We are assuming that the upgrade from 1.5/1.6 to 2.X did mess up something with the python setup for the master site (I think there was an upgrade from python2.x to python3.x). Unfortunately, a backup and restore, seems to restore the python libs as well.
Just creating a new master site is also not possible with ~2000 hosts / ~90000 services. If there is a way to extract just this data (hosts and checks), I would be also happy with this solution. Or someone could explain why we are facing this issue & how to solve it.
We will try to update all sites to 2.2.0p11.cee as well soon. I will provide an update afterwards once done…
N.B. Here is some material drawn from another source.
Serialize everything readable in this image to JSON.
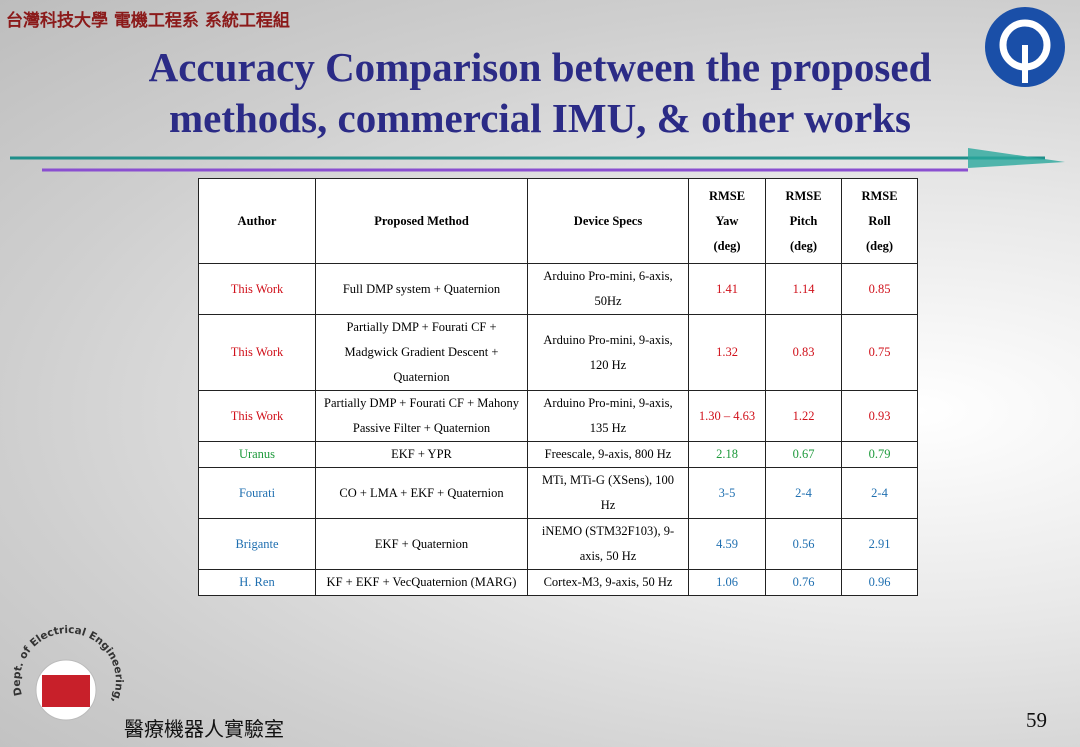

Is it also possible for you to open a ticket with us and provide the support diagnostics dump?
We have to look at Checkmk logs (maybe we have to raise the log_level) + the underlying OS logs.
On a fresh 2.1.0p11.cee and Even with updating the site from 2.0.0p38 > 2.1.0p34 > 2.2.0p11 , I can’t reproduce this.
does ticket mean sending an email to feedback@checkmk.com? hopefully not, because the dump contains quite sensitive data…
Or will it be generated automatically when I submit the diagnostics data?